6. Neko Case | I Wish I Was The Moon
I had just descended the Big Sur mountain roads and was close to realizing that the real world lay in wait for me. Driving through the rolling golden hills with the ocean on my right I spotted a coyote out in broad daylight. I turned quickly and parked, watching it stare back at me with knowing eyes. As the song swelled and Neko sang God blessed me, I'm a free man with no place free to go, the coyote unlocked eyes and trotted into the hills. It was a perfect moment.

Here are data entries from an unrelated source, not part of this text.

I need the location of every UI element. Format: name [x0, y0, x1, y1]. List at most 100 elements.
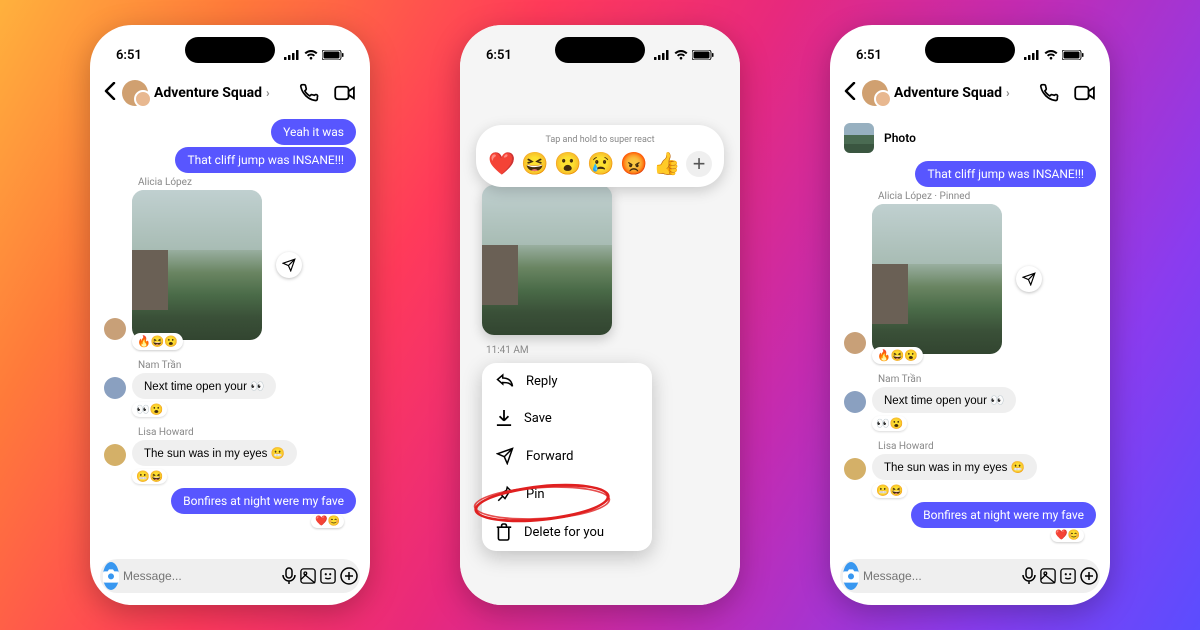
react-angry[interactable]: 😡 [620, 151, 647, 177]
received-message[interactable]: The sun was in my eyes 😬 [844, 454, 1096, 480]
reaction-badge[interactable]: 🔥😆😮 [872, 347, 923, 364]
avatar[interactable] [104, 318, 126, 340]
avatar[interactable] [844, 332, 866, 354]
battery-icon [1062, 50, 1084, 60]
sticker-icon[interactable] [1060, 566, 1076, 586]
sent-message[interactable]: That cliff jump was INSANE!!! [175, 147, 356, 173]
reaction-badge[interactable]: 😬😆 [872, 483, 907, 498]
reaction-picker: Tap and hold to super react ❤️ 😆 😮 😢 😡 👍… [476, 125, 724, 187]
received-message[interactable]: The sun was in my eyes 😬 [104, 440, 356, 466]
message-input[interactable] [123, 569, 278, 583]
chat-title[interactable]: Adventure Squad › [894, 85, 1024, 101]
received-message-photo[interactable]: 🔥😆😮 [104, 190, 356, 340]
avatar[interactable] [844, 458, 866, 480]
react-thumbsup[interactable]: 👍 [653, 151, 680, 177]
gallery-icon[interactable] [300, 566, 316, 586]
sender-label: Alicia López · Pinned [878, 191, 1096, 202]
group-avatar[interactable] [862, 80, 888, 106]
menu-item-forward[interactable]: Forward [482, 437, 652, 475]
trash-icon [496, 523, 512, 541]
react-heart[interactable]: ❤️ [488, 151, 515, 177]
sent-message[interactable]: Yeah it was [271, 119, 356, 145]
back-icon[interactable] [844, 81, 856, 105]
chat-title[interactable]: Adventure Squad › [154, 85, 284, 101]
received-message[interactable]: Next time open your 👀 [104, 373, 356, 399]
avatar[interactable] [104, 377, 126, 399]
avatar[interactable] [844, 391, 866, 413]
add-icon[interactable] [340, 566, 358, 586]
phone-context-menu: 6:51 Tap and hold to super react ❤️ 😆 😮 … [460, 25, 740, 605]
sent-message[interactable]: Bonfires at night were my fave ❤️😊 [171, 488, 356, 528]
share-icon[interactable] [1016, 266, 1042, 292]
reaction-badge[interactable]: ❤️😊 [311, 515, 344, 528]
signal-icon [284, 50, 300, 60]
battery-icon [692, 50, 714, 60]
status-time: 6:51 [116, 48, 142, 63]
share-icon[interactable] [276, 252, 302, 278]
photo-attachment[interactable] [872, 204, 1002, 354]
menu-item-pin[interactable]: Pin [482, 475, 652, 513]
react-more-icon[interactable]: + [686, 151, 712, 177]
camera-icon[interactable] [103, 562, 119, 590]
reaction-badge[interactable]: 😬😆 [132, 469, 167, 484]
status-time: 6:51 [486, 48, 512, 63]
message-list[interactable]: Photo That cliff jump was INSANE!!! Alic… [830, 117, 1110, 555]
message-list[interactable]: Yeah it was That cliff jump was INSANE!!… [90, 117, 370, 555]
camera-icon[interactable] [843, 562, 859, 590]
message-input[interactable] [863, 569, 1018, 583]
chevron-right-icon: › [1006, 86, 1010, 100]
sent-message[interactable]: Bonfires at night were my fave ❤️😊 [911, 502, 1096, 542]
phone-chat-after-pin: 6:51 Adventure Squad › Photo That cliff … [830, 25, 1110, 605]
signal-icon [1024, 50, 1040, 60]
back-icon[interactable] [104, 81, 116, 105]
notch [555, 37, 645, 63]
composer [100, 559, 360, 593]
video-icon[interactable] [334, 82, 356, 104]
react-wow[interactable]: 😮 [554, 151, 581, 177]
received-message[interactable]: Next time open your 👀 [844, 387, 1096, 413]
call-icon[interactable] [1038, 82, 1060, 104]
message-timestamp: 11:41 AM [486, 345, 529, 356]
status-indicators [654, 50, 714, 60]
chevron-right-icon: › [266, 86, 270, 100]
reply-icon [496, 373, 514, 389]
notch [185, 37, 275, 63]
avatar[interactable] [104, 444, 126, 466]
group-avatar[interactable] [122, 80, 148, 106]
menu-item-delete[interactable]: Delete for you [482, 513, 652, 551]
selected-photo [482, 185, 612, 335]
mic-icon[interactable] [1022, 566, 1036, 586]
reaction-badge[interactable]: 👀😮 [872, 416, 907, 431]
reaction-hint: Tap and hold to super react [484, 135, 716, 145]
sent-message[interactable]: That cliff jump was INSANE!!! [915, 161, 1096, 187]
context-menu: Reply Save Forward Pin Delete for you [482, 363, 652, 551]
status-time: 6:51 [856, 48, 882, 63]
forward-icon [496, 447, 514, 465]
battery-icon [322, 50, 344, 60]
reaction-badge[interactable]: ❤️😊 [1051, 529, 1084, 542]
signal-icon [654, 50, 670, 60]
pinned-label: Photo [884, 131, 916, 145]
notch [925, 37, 1015, 63]
reaction-badge[interactable]: 👀😮 [132, 402, 167, 417]
wifi-icon [674, 50, 688, 60]
wifi-icon [304, 50, 318, 60]
mic-icon[interactable] [282, 566, 296, 586]
sticker-icon[interactable] [320, 566, 336, 586]
video-icon[interactable] [1074, 82, 1096, 104]
add-icon[interactable] [1080, 566, 1098, 586]
photo-attachment[interactable] [132, 190, 262, 340]
reaction-badge[interactable]: 🔥😆😮 [132, 333, 183, 350]
react-sad[interactable]: 😢 [587, 151, 614, 177]
save-icon [496, 409, 512, 427]
sender-label: Lisa Howard [138, 427, 356, 438]
received-message-photo[interactable]: 🔥😆😮 [844, 204, 1096, 354]
phone-chat-before: 6:51 Adventure Squad › Yeah it was That … [90, 25, 370, 605]
gallery-icon[interactable] [1040, 566, 1056, 586]
sender-label: Alicia López [138, 177, 356, 188]
react-laugh[interactable]: 😆 [521, 151, 548, 177]
menu-item-reply[interactable]: Reply [482, 363, 652, 399]
call-icon[interactable] [298, 82, 320, 104]
menu-item-save[interactable]: Save [482, 399, 652, 437]
pinned-banner[interactable]: Photo [844, 119, 1096, 161]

7. Still Corners | Strange Pleasures
Strange Pleasures is a newer discovery for me. I found it while listening to Pandora and walking my dog in the hills near my house. When it came on I felt transported to a different place, everything around me became colored by the song so that even the light seemed to change. The synth line puts me in a trance. It's also nostalgic in a weird way - a kind of throwback – it reminds me of movies I grew up with for some reason, like The Neverending Story. There is something very strangely beautiful about it and has become one of the songs I listen to on heavy rotation.

8. Sarah Jaffe | Defense
Defense is a song I discovered in 2016, but feels close to my own mind. I can relate to every line in an uncanny way. It feels like this was written about the constant struggle to fend off my Fight Or Flight. It captures that on edge feeling so well. It is also a great driving/dancing in front of my mirror song. Looking for a reason to provoke my inner demons, lately they've been fueling my fire.

9. Yeah Yeah Yeahs | Maps
The first time I heard this song was on MTV. Their video had come on and I immediately fell in love with Karen O's distinct voice, her style, and the way she moved. She showed me that being in a Rock band could also be a Performance Art. I'm pretty sure that's what influenced me to start my very first band.

10. Erik Satie | Gnossienne No. 1, Lent (Played by Stéphane Blet)
I'm not an expert on Satie's Music or life, but they are absolutely fascinating. The Gnossiennes are several piano compositions that are mostly in free time (lacking time signatures or bar divisions) that are highly experimental with Form, Rhythm and Chordal Structure. Meaning that the pianist who plays the composition greatly influences how the song is portrayed. I've spent hours listening to different versions of the same song trying to find the perfect performance. I'd invite you to go down a good Wiki hole and read about Satie while listening to his Music. I love how whimsical, strange and dark Gnossienne No. 1 is. I get the craving to listen to it on days while drinking tea on my porch staring into the fog, nights driving through the empty barely lit streets, or laying on the floor in my den after midnight when the house is quiet and my mind is open to Satie's curious delights.